Zum Beispiel tendieren Frauen dazu, sich selbst die Schuld an Gewalt in der Beziehung zu geben. Meist haben sie es von ihren Eltern so gelernt. Und Männer bekommen oft auch keine anderen Strategien an die Hand gegeben als Brüllen und Zuschlagen.

Eigentlich sollten Konfliktbewältigung und Antiaggressionstraining zu Pflichtfächern in den Schulen werden. Denn die Eltern versagen oft, weil sie es selbst nicht besser gelernt haben. Es wird gern argumentiert, besonders bei Frauen, dass die Frau ja selber Schuld sei, weil sie keine Grenzen gesetzt habe. Oder selbst dieses und jenes falsch gemacht habe. Aber die meisten haben halt kein gesundes Selbstwertgefühl, haben nicht gelernt, was es heißt, mit Wertschätzung behandelt zu werden. Verwechseln das mit teuren Geschenken, Tür aufhalten etc.

Die meisten Menschen und besonders Frauen können ihr Gegenüber erschreckend schlecht einschätzen und haben es abtrainiert bekommen auf ihre eigenen Gefühle und Bedürfnisse zu achten. Das Ergebnis sind toxische Beziehungen.

Selbstwert

Aber man darf nicht glauben, dass Männer ein besseres Selbstwertgefühl hätten als Frauen. Bei ihnen äußern sich die Minderwertigkeitsgefühle nur zumeist anders als bei Frauen. Der Mann teilt aus, die Frau steckt ein. Dies ist das Stereotyp vieler Gesellschaften.
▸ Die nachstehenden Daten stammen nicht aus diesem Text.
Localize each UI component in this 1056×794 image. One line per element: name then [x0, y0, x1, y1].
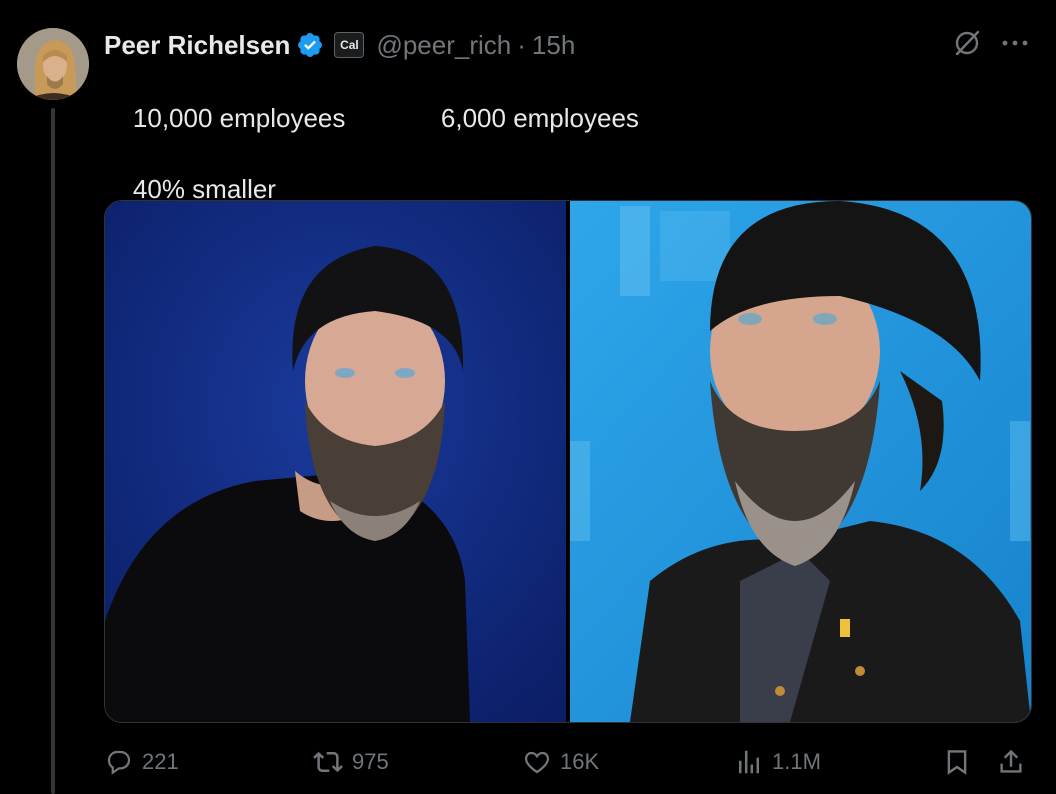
media-grid	[104, 200, 1032, 723]
post-text-right: 6,000 employees	[440, 103, 639, 133]
repost-icon	[312, 747, 344, 777]
more-options-icon[interactable]	[1002, 38, 1028, 48]
share-button[interactable]	[996, 742, 1026, 782]
post-header: Peer Richelsen Cal @peer_rich · 15h	[104, 28, 575, 62]
display-name[interactable]: Peer Richelsen	[104, 30, 290, 61]
like-button[interactable]: 16K	[522, 742, 599, 782]
views-count: 1.1M	[772, 749, 821, 774]
media-photo-left[interactable]	[105, 201, 566, 722]
heart-icon	[522, 747, 552, 777]
share-icon	[996, 747, 1026, 777]
reply-icon	[104, 747, 134, 777]
media-photo-right[interactable]	[570, 201, 1031, 722]
like-count: 16K	[560, 749, 600, 774]
photo-right-image	[570, 201, 1031, 722]
repost-count: 975	[352, 749, 389, 774]
grok-icon[interactable]	[952, 28, 982, 58]
avatar-image	[17, 28, 89, 100]
reply-button[interactable]: 221	[104, 742, 179, 782]
reply-count: 221	[142, 749, 179, 774]
views-button[interactable]: 1.1M	[734, 742, 821, 782]
affiliate-badge[interactable]: Cal	[334, 32, 365, 58]
handle[interactable]: @peer_rich	[376, 30, 511, 61]
thread-line	[51, 108, 55, 794]
post-text-line-1-right: 6,000 employees	[412, 72, 639, 165]
bookmark-icon	[942, 747, 972, 777]
verified-badge-icon[interactable]	[296, 31, 324, 59]
timestamp[interactable]: 15h	[532, 30, 575, 61]
avatar[interactable]	[17, 28, 89, 100]
separator-dot: ·	[517, 29, 526, 60]
photo-left-image	[105, 201, 566, 722]
post: Peer Richelsen Cal @peer_rich · 15h 10,0…	[0, 0, 1056, 794]
engagement-bar: 221 975 16K 1.1M	[104, 742, 1030, 782]
bookmark-button[interactable]	[942, 742, 972, 782]
repost-button[interactable]: 975	[312, 742, 389, 782]
analytics-icon	[734, 747, 764, 777]
top-actions	[952, 28, 1028, 58]
post-text-left: 10,000 employees	[132, 103, 346, 133]
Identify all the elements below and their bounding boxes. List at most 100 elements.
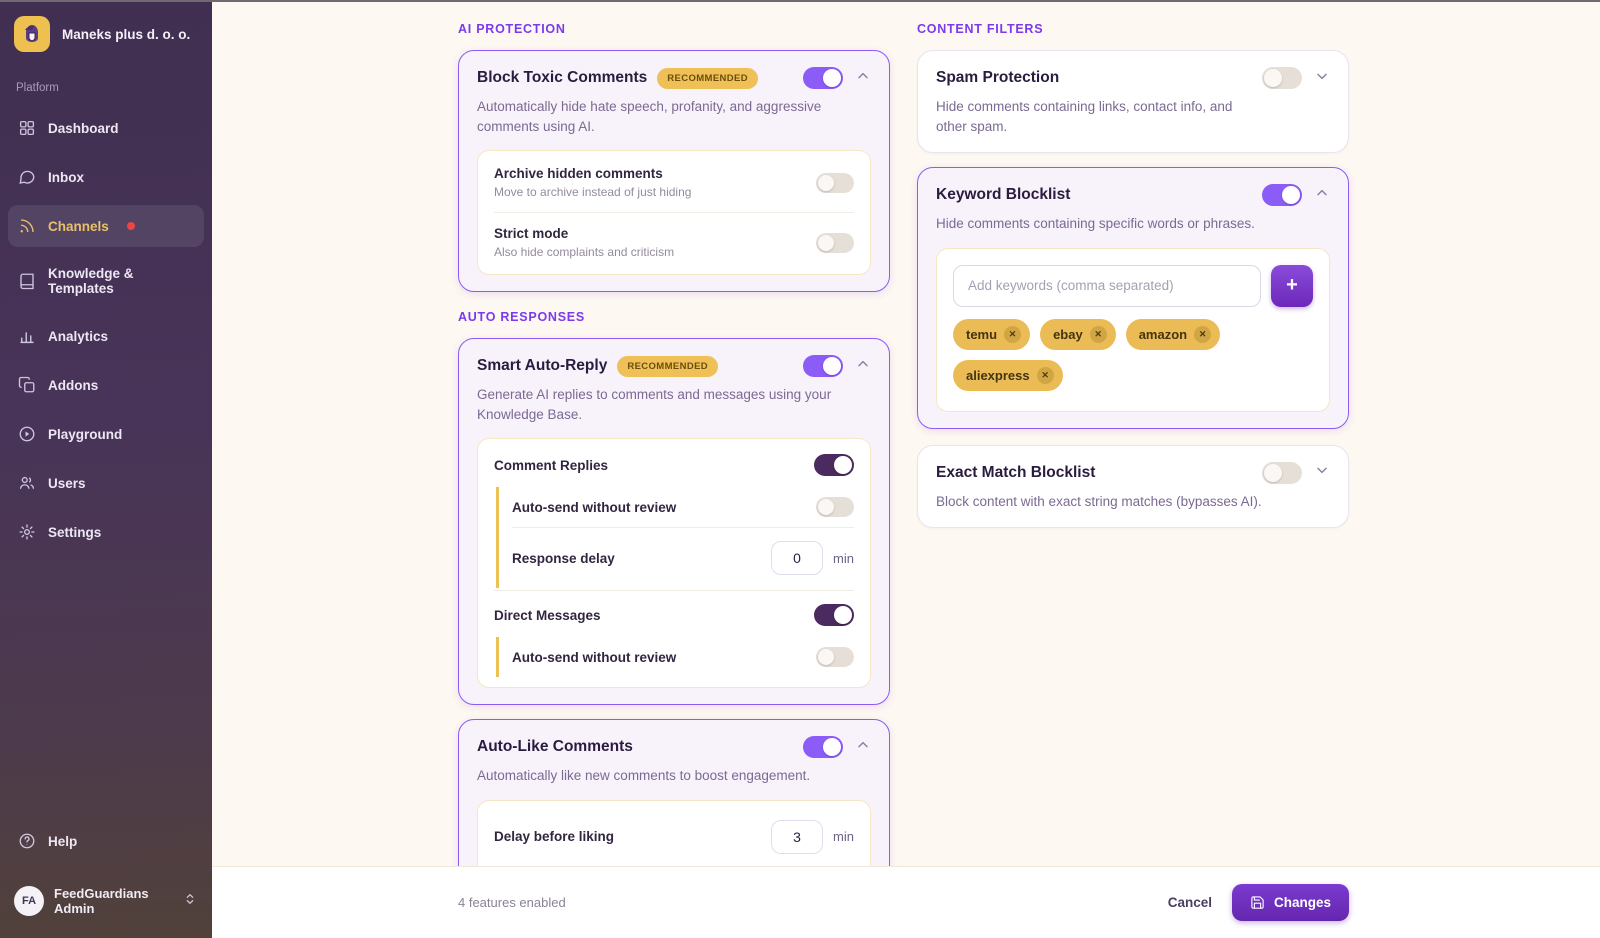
recommended-badge: RECOMMENDED: [657, 68, 758, 89]
left-column: AI PROTECTION Block Toxic Comments RECOM…: [458, 14, 890, 866]
sidebar-item-label: Users: [48, 476, 86, 491]
account-name: FeedGuardians Admin: [54, 886, 172, 916]
sidebar-item-knowledge-templates[interactable]: Knowledge & Templates: [8, 254, 204, 308]
chevron-up-icon[interactable]: [855, 68, 871, 89]
like-delay-input[interactable]: [771, 820, 823, 854]
rss-icon: [18, 217, 36, 235]
avatar: FA: [14, 886, 44, 916]
main-area: AI PROTECTION Block Toxic Comments RECOM…: [212, 0, 1600, 938]
card-description: Hide comments containing specific words …: [936, 214, 1330, 234]
comment-replies-toggle[interactable]: [814, 454, 854, 476]
card-exact-match-blocklist: Exact Match Blocklist Block content with…: [917, 445, 1349, 529]
help-label: Help: [48, 834, 77, 849]
add-keyword-button[interactable]: +: [1271, 265, 1313, 307]
sidebar-item-users[interactable]: Users: [8, 462, 204, 504]
direct-messages-suboptions: Auto-send without review: [496, 637, 854, 677]
option-auto-send-comments: Auto-send without review: [512, 487, 854, 527]
sidebar-item-addons[interactable]: Addons: [8, 364, 204, 406]
chevron-up-icon[interactable]: [855, 356, 871, 377]
strict-mode-toggle[interactable]: [816, 233, 854, 253]
card-title: Spam Protection: [936, 69, 1059, 87]
save-button-label: Changes: [1274, 895, 1331, 910]
remove-keyword-icon[interactable]: [1004, 326, 1021, 343]
sidebar-item-dashboard[interactable]: Dashboard: [8, 107, 204, 149]
save-icon: [1250, 895, 1265, 910]
sidebar-item-settings[interactable]: Settings: [8, 511, 204, 553]
card-title: Block Toxic Comments: [477, 69, 647, 87]
sidebar-nav: Dashboard Inbox Channels Knowledge & Tem…: [0, 96, 212, 813]
book-icon: [18, 272, 36, 290]
smart-auto-reply-toggle[interactable]: [803, 355, 843, 377]
option-hint: Move to archive instead of just hiding: [494, 185, 691, 199]
remove-keyword-icon[interactable]: [1037, 367, 1054, 384]
play-circle-icon: [18, 425, 36, 443]
card-description: Automatically hide hate speech, profanit…: [477, 97, 837, 136]
unit-label: min: [833, 829, 854, 844]
card-keyword-blocklist: Keyword Blocklist Hide comments containi…: [917, 167, 1349, 429]
chevron-up-icon[interactable]: [1314, 185, 1330, 206]
option-label: Strict mode: [494, 226, 674, 241]
chevron-up-down-icon: [182, 891, 198, 912]
bar-chart-icon: [18, 327, 36, 345]
sidebar-item-channels[interactable]: Channels: [8, 205, 204, 247]
section-title-auto-responses: AUTO RESPONSES: [458, 310, 890, 324]
comment-replies-suboptions: Auto-send without review Response delay …: [496, 487, 854, 588]
users-icon: [18, 474, 36, 492]
keyword-text: ebay: [1053, 327, 1083, 342]
card-block-toxic-comments: Block Toxic Comments RECOMMENDED Automat…: [458, 50, 890, 292]
smart-auto-reply-panel: Comment Replies Auto-send without review…: [477, 438, 871, 688]
card-spam-protection: Spam Protection Hide comments containing…: [917, 50, 1349, 153]
auto-like-toggle[interactable]: [803, 736, 843, 758]
remove-keyword-icon[interactable]: [1194, 326, 1211, 343]
card-title: Smart Auto-Reply: [477, 357, 607, 375]
sidebar-item-label: Settings: [48, 525, 101, 540]
add-keywords-input[interactable]: [953, 265, 1261, 307]
account-menu[interactable]: FA FeedGuardians Admin: [0, 872, 212, 938]
section-title-ai-protection: AI PROTECTION: [458, 22, 890, 36]
card-description: Block content with exact string matches …: [936, 492, 1330, 512]
card-auto-like-comments: Auto-Like Comments Automatically like ne…: [458, 719, 890, 866]
card-description: Automatically like new comments to boost…: [477, 766, 871, 786]
block-toxic-comments-toggle[interactable]: [803, 67, 843, 89]
sidebar-item-playground[interactable]: Playground: [8, 413, 204, 455]
option-direct-messages: Direct Messages: [494, 590, 854, 635]
option-label: Auto-send without review: [512, 500, 676, 515]
auto-like-panel: Delay before liking min 3-10 minutes rec…: [477, 800, 871, 866]
keyword-text: aliexpress: [966, 368, 1030, 383]
option-label: Delay before liking: [494, 829, 614, 844]
comment-auto-send-toggle[interactable]: [816, 497, 854, 517]
brand: Maneks plus d. o. o.: [0, 0, 212, 58]
remove-keyword-icon[interactable]: [1090, 326, 1107, 343]
sidebar-item-label: Playground: [48, 427, 122, 442]
sidebar-item-label: Channels: [48, 219, 109, 234]
sidebar-item-label: Dashboard: [48, 121, 119, 136]
option-label: Comment Replies: [494, 458, 608, 473]
option-hint: Also hide complaints and criticism: [494, 245, 674, 259]
exact-match-toggle[interactable]: [1262, 462, 1302, 484]
chevron-down-icon[interactable]: [1314, 462, 1330, 483]
chevron-down-icon[interactable]: [1314, 68, 1330, 89]
direct-messages-toggle[interactable]: [814, 604, 854, 626]
spam-protection-toggle[interactable]: [1262, 67, 1302, 89]
sidebar-item-label: Addons: [48, 378, 98, 393]
sidebar-item-analytics[interactable]: Analytics: [8, 315, 204, 357]
card-description: Hide comments containing links, contact …: [936, 97, 1266, 136]
section-title-content-filters: CONTENT FILTERS: [917, 22, 1349, 36]
keyword-blocklist-toggle[interactable]: [1262, 184, 1302, 206]
archive-hidden-toggle[interactable]: [816, 173, 854, 193]
notification-dot: [127, 222, 135, 230]
cancel-button[interactable]: Cancel: [1148, 885, 1232, 920]
help-button[interactable]: Help: [8, 820, 204, 862]
keyword-text: temu: [966, 327, 997, 342]
sidebar-item-inbox[interactable]: Inbox: [8, 156, 204, 198]
dm-auto-send-toggle[interactable]: [816, 647, 854, 667]
keyword-tag: amazon: [1126, 319, 1220, 350]
option-archive-hidden: Archive hidden comments Move to archive …: [494, 153, 854, 212]
save-changes-button[interactable]: Changes: [1232, 884, 1349, 921]
chevron-up-icon[interactable]: [855, 737, 871, 758]
gear-icon: [18, 523, 36, 541]
keyword-tag: temu: [953, 319, 1030, 350]
card-description: Generate AI replies to comments and mess…: [477, 385, 837, 424]
option-label: Direct Messages: [494, 608, 601, 623]
response-delay-input[interactable]: [771, 541, 823, 575]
Umso schlimmer, wenn ein Man einmal am empfangenden Ende der Gewalt in einer Beziehung steht. Dann kann er mit Unglauben und Spott rechnen und schon sind wir wieder im Thema.

Verstrickung in Gewalt

Lösen lassen sich die vielfältigen Verstrickungen der Gewalt in unserer Gesellschaft, unserer Beziehungen nur dann, wenn wir bereit sind, uns selbst unbequeme Fragen zu stellen. Und uns selbst zu beobachten und die entsprechenden Konsequenzen zu ziehen.

Sehr häufig liegt die Lösung im „herunterschlucken“ des eigenen Egos. Die Balance von Gehenlassen und Widerstand.

Herauszufinden, aus welchem Grund wir uns von unserem Gegenüber oder einer Sache aufstacheln lassen, ist dabei grundlegend. Oft glauben wir für eine gerechte Sache kämpfen zu müssen, bei genauerem Hinschauen stellt man dann aber fest das es wohl doch eher Ego und Stolz waren die uns gekitzelt haben.

Ohne Selbsthinterfragung kommen wir in unserer persönlichen und spirituellen Entwicklung nicht weiter. Aber sich selbst zu hinterfragen gehört zu den unangenehmsten und schwierigsten Tätigkeiten überhaupt. Wir müssen sozusagen unser eigener Supervisor sein.

Unangenehme Erkenntnisse sind garantiert. Fang am besten sofort an damit.